Guest blogger Elly Osborne treks the Inca Trail…
Machu Picchu and the Inca Trail have always been on my bucket list, and I was lucky enough to tick these off on a recent trip to Peru. For those of you hoping to do the Inca Trail one day, I can’t recommend it highly enough. Trekking 42 kilometres over 4 days, the Inca Trail is truly spectacular. Not only do you cover parts of the original trail built by the Incas, but you pass a number of other ruins, spend 4 days surrounded by the breathtaking and ever changing scenery of the Andes … oh, and you also visit one of the wonders of the world. Despite the heavy downpour on Day 2, some pretty sore knees on Day 2, and a couple of tears along the way, trekking the Inca Trail was a great experience.
The first day of the trek is relatively easy in comparison to the days to come, and the campsite has a little store where trekkers can buy a beer to celebrate completing the first 12km. There’s plenty of downtime on the first afternoon, which is good because Day 2 is said to be the hardest day of the trek. I’m not a big camper, but this first campsite of the trek would have to have been my favourite of the three nights – it was very picturesque, and the sounds of the flowing River Cusichaca made it a bit easier to fall asleep on a thin sleeping mat.
Day 2 is said to be the hardest day of the trek because we have to make it to the highest point on the trail – 4200m above sea level. This point on the trail is called Dead Woman’s Pass, apparently because the terrain looks like a woman lying on her back. I have my own theories about where this name came from though, as I definitely felt like a dead woman by the time I got there.
Despite the huff and puff of getting to Dead Woman’s Pass, I found the following 2 kilometres to the campsite to be the hardest. The steep descent from this point is not easy on the knees. It is safe to say that falling asleep on night 2 is pretty easy, regardless of how thin the sleeping mat is.
The third day of the trek is the longest and probably hardest on the knees, but definitely the most spectacular. Trekking through a cloud forest, the rocks are covered in moss with beautiful orchids growing on them, there are caves tunneled through the walls of the mountains, and some very impressive ruins. There is no doubt that the trek is physically and mentally challenging, but it is such a beautiful journey. Once you spot Machu Picchu from the Sun Gate on Day 4, the sore legs and nights of camping are totally worth it.

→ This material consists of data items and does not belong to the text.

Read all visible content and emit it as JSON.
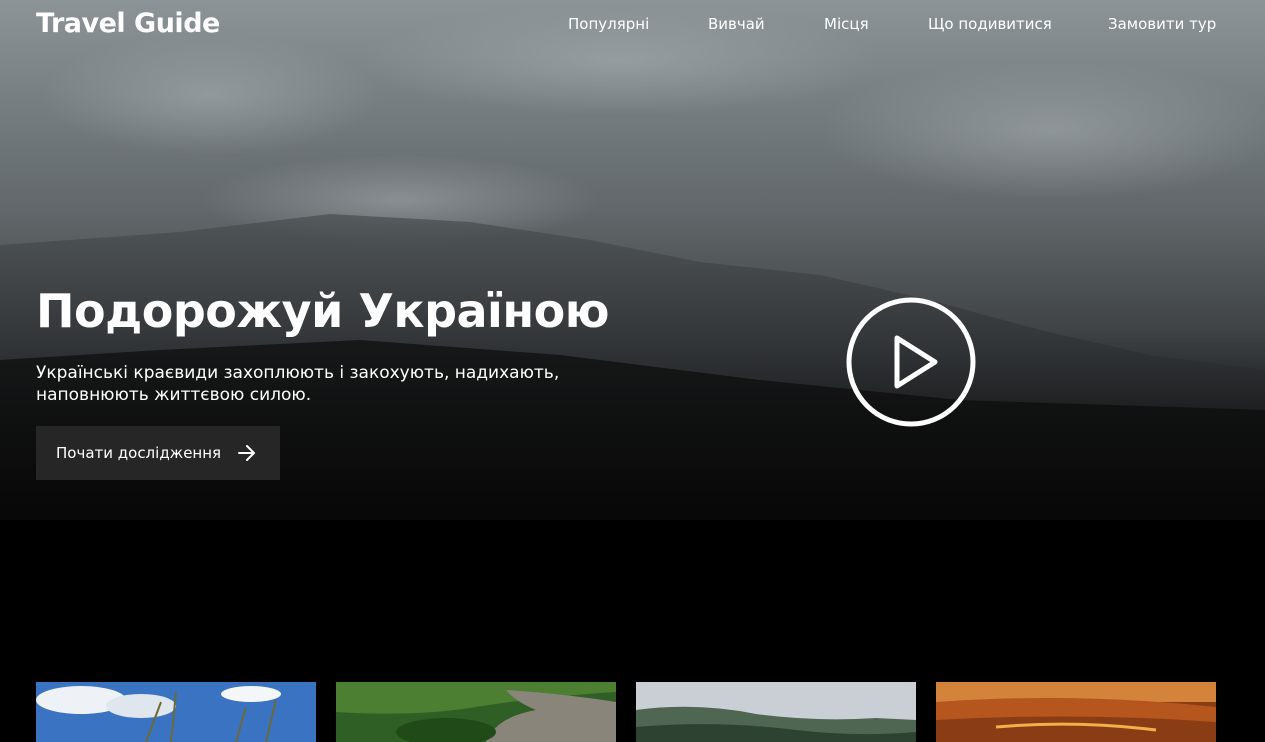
{
  "header": {
    "logo": "Travel Guide",
    "nav": [
      {
        "label": "Популярні"
      },
      {
        "label": "Вивчай"
      },
      {
        "label": "Місця"
      },
      {
        "label": "Що подивитися"
      },
      {
        "label": "Замовити тур"
      }
    ]
  },
  "hero": {
    "title": "Подорожуй Україною",
    "subtitle": "Українські краєвиди захоплюють і закохують, надихають, наповнюють життєвою силою.",
    "cta_label": "Почати дослідження",
    "cta_icon": "arrow-right-icon",
    "play_icon": "play-icon"
  },
  "cards": [
    {
      "name": "card-sky-meadow"
    },
    {
      "name": "card-forest-river"
    },
    {
      "name": "card-mountains"
    },
    {
      "name": "card-sunset-lake"
    }
  ],
  "colors": {
    "background": "#000000",
    "button": "#262626",
    "text": "#ffffff"
  }
}
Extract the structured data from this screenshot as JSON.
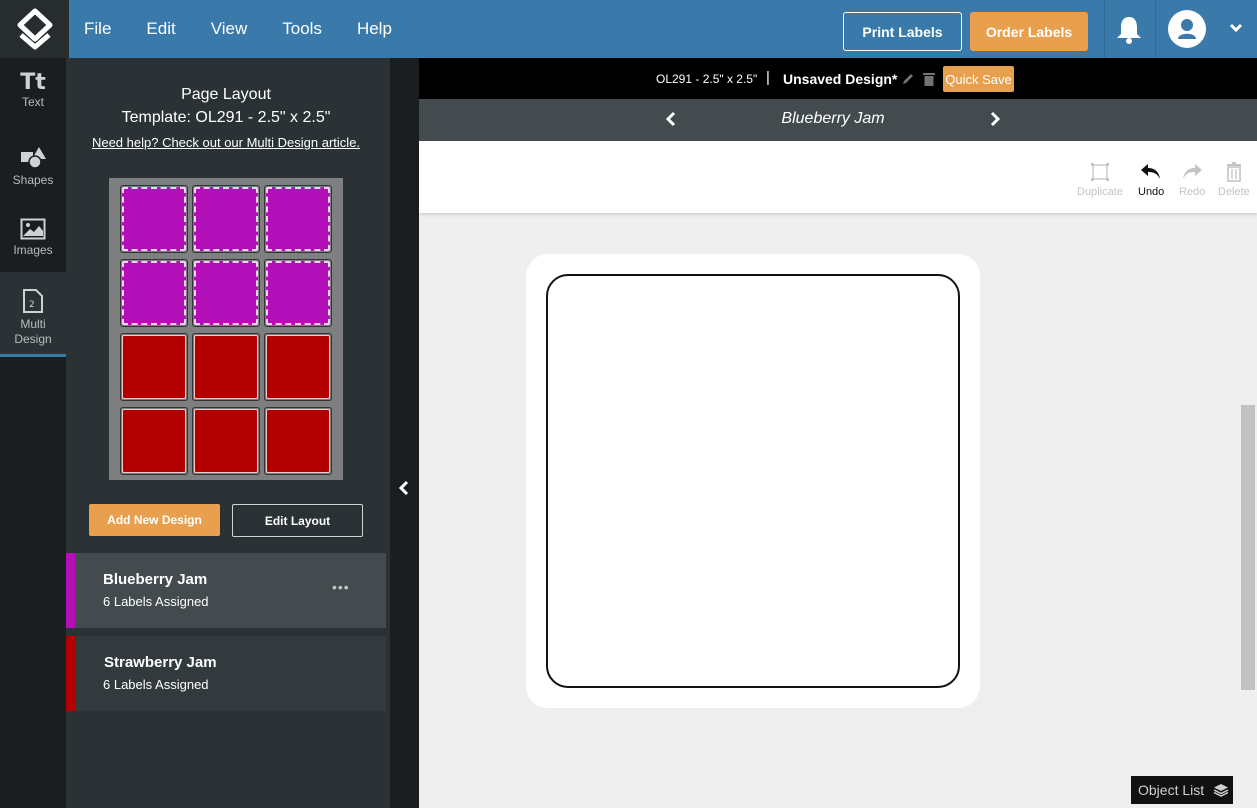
{
  "menu": {
    "items": [
      "File",
      "Edit",
      "View",
      "Tools",
      "Help"
    ]
  },
  "header": {
    "print_label": "Print Labels",
    "order_label": "Order Labels",
    "colors": {
      "brand": "#3a7aab",
      "accent": "#e9a04e"
    }
  },
  "rail": {
    "items": [
      {
        "label": "Text",
        "icon": "text-icon"
      },
      {
        "label": "Shapes",
        "icon": "shapes-icon"
      },
      {
        "label": "Images",
        "icon": "image-icon"
      },
      {
        "label": "Multi Design",
        "icon": "multi-design-icon",
        "badge": "2",
        "active": true
      }
    ]
  },
  "panel": {
    "title": "Page Layout",
    "template": "Template: OL291 - 2.5\" x 2.5\"",
    "help_link": "Need help? Check out our Multi Design article.",
    "sheet": {
      "rows": 4,
      "cols": 3,
      "cells": [
        "blueberry",
        "blueberry",
        "blueberry",
        "blueberry",
        "blueberry",
        "blueberry",
        "strawberry",
        "strawberry",
        "strawberry",
        "strawberry",
        "strawberry",
        "strawberry"
      ]
    },
    "add_button": "Add New Design",
    "edit_button": "Edit Layout",
    "designs": [
      {
        "name": "Blueberry Jam",
        "assigned": "6 Labels Assigned",
        "color": "#b30fb8",
        "selected": true
      },
      {
        "name": "Strawberry Jam",
        "assigned": "6 Labels Assigned",
        "color": "#b20000",
        "selected": false
      }
    ]
  },
  "infobar": {
    "template": "OL291 - 2.5\" x 2.5\"",
    "separator": "|",
    "design_name": "Unsaved Design*",
    "quick_save": "Quick Save"
  },
  "navbar": {
    "current_design": "Blueberry Jam"
  },
  "toolbar": {
    "duplicate": "Duplicate",
    "undo": "Undo",
    "redo": "Redo",
    "delete": "Delete"
  },
  "object_list": "Object List"
}
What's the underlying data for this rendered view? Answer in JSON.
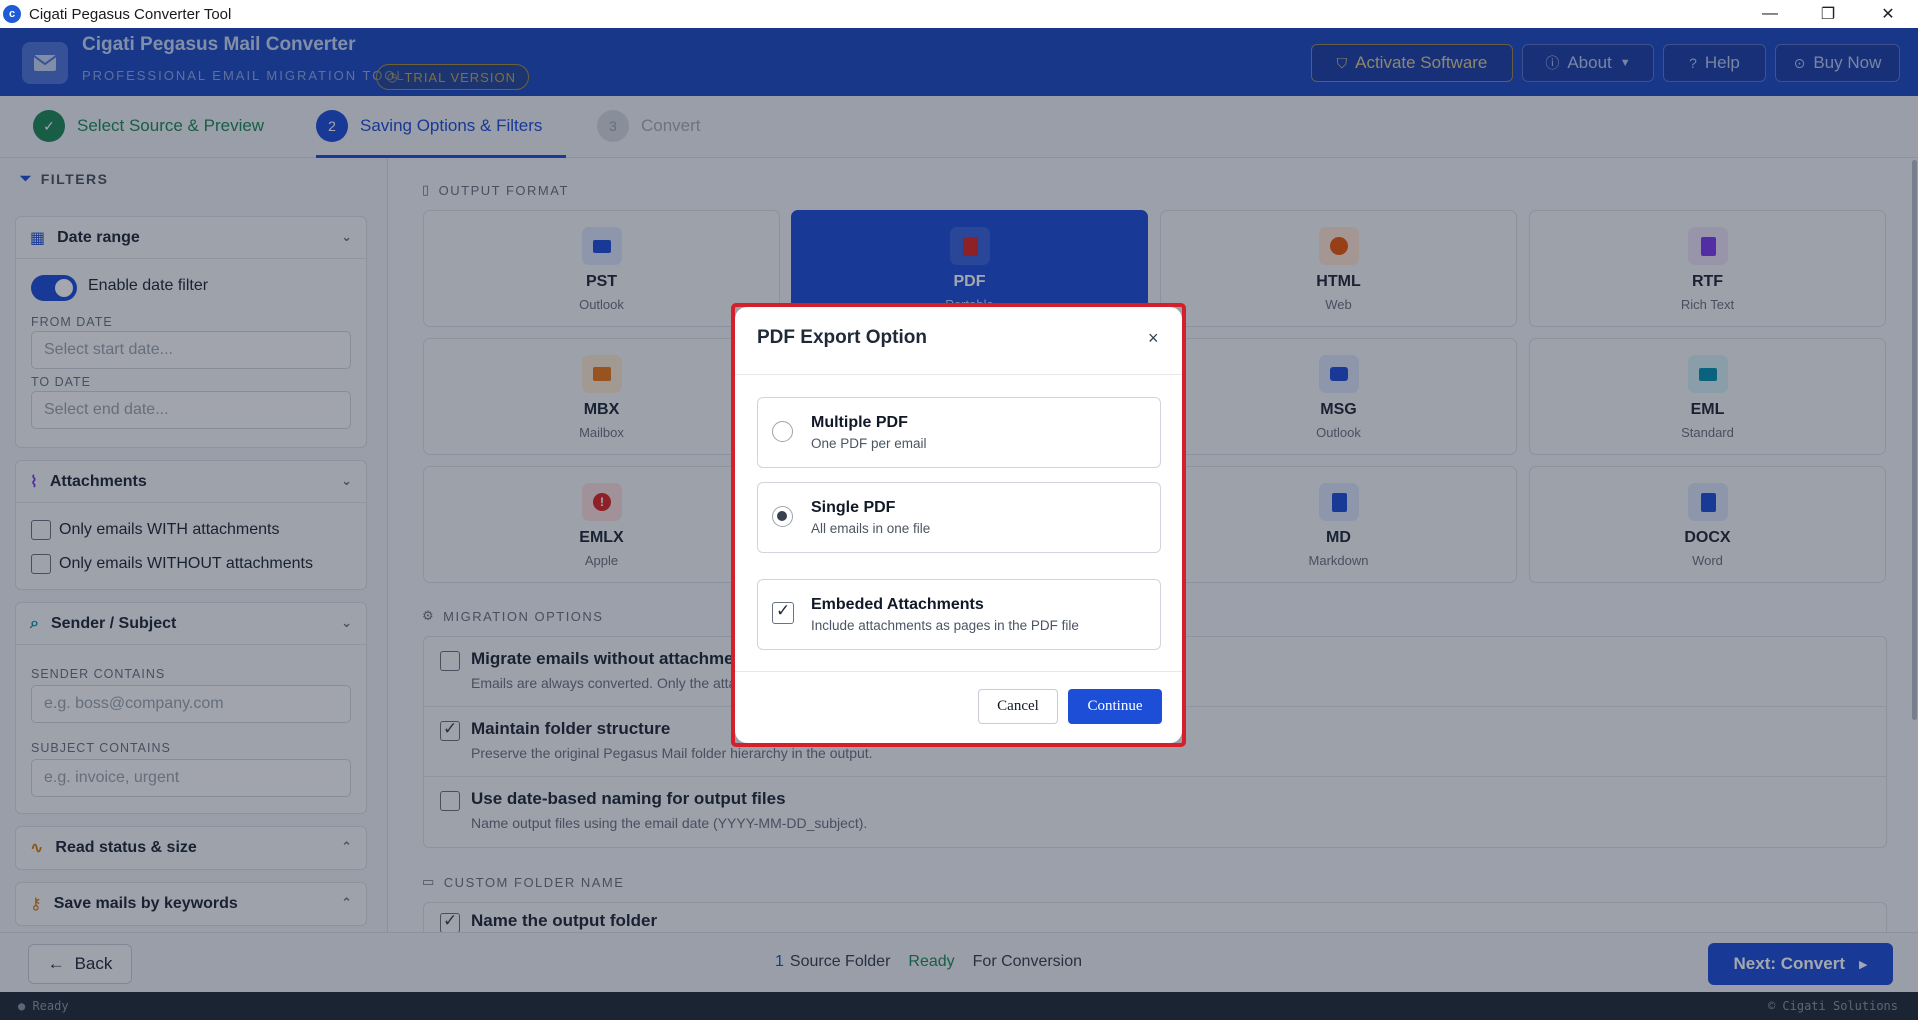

Machu Picchu was more amazing than I ever could have imagined. The Incan site was bigger than I expected. With around 200 buildings in agricultural, urban and religious areas, there is plenty to explore. The most fascinating thing about Machu Picchu though is the history, or mystery, behind it as there is still no certainty about what it was, what it was used for, and who really discovered it.
Our friendly guides, Manny and Darwin, knew everything there is to know about the Incas, the trail, and Machu Picchu itself. The chef was incredible. I was amazed at what they could whip up considering that all the food had to be carried with us, and they were cooking in a tent! Every meal was a 3 course meal, of very high quality, and plenty of food to keep you nourished for the hours of walking every day.
You need to book through a licensed tour operator to do the Inca Trail, and only 500 permits per day are issued so it is important to plan in advance. There are a myriad of trekking companies out there, but we went with Peru Treks and the service was second to none. We chose this company based on recommendations from friends who have trekked with them, but also because they are well known for good treatment of their porters – something that should be considered when booking your trek.
If you’re not that way inclined, it is possible to catch a train from Cusco or Ollantaytambo to Aguas Calientes (the nearest town to Machu Picchu), with buses to Machu Picchu from there. One of the advantages of catching the train rather than doing the trek, is the energy for exploring that you’ll have when you get there – the trekkers fade pretty quickly by the time they get to Machu Picchu and probably don’t spend as much time appreciating the ruins as other tourists do.
If you’re planning on visiting (or even if you’re just dreaming about it), Turn Right at Machu Picchu by Mark Adams is a fantastic read to give you an idea of the mystery and controversy surrounding the amazing site. Regardless of how you get there, Machu Picchu and the Inca Trail are a fascinating testament to the Incan civilisation.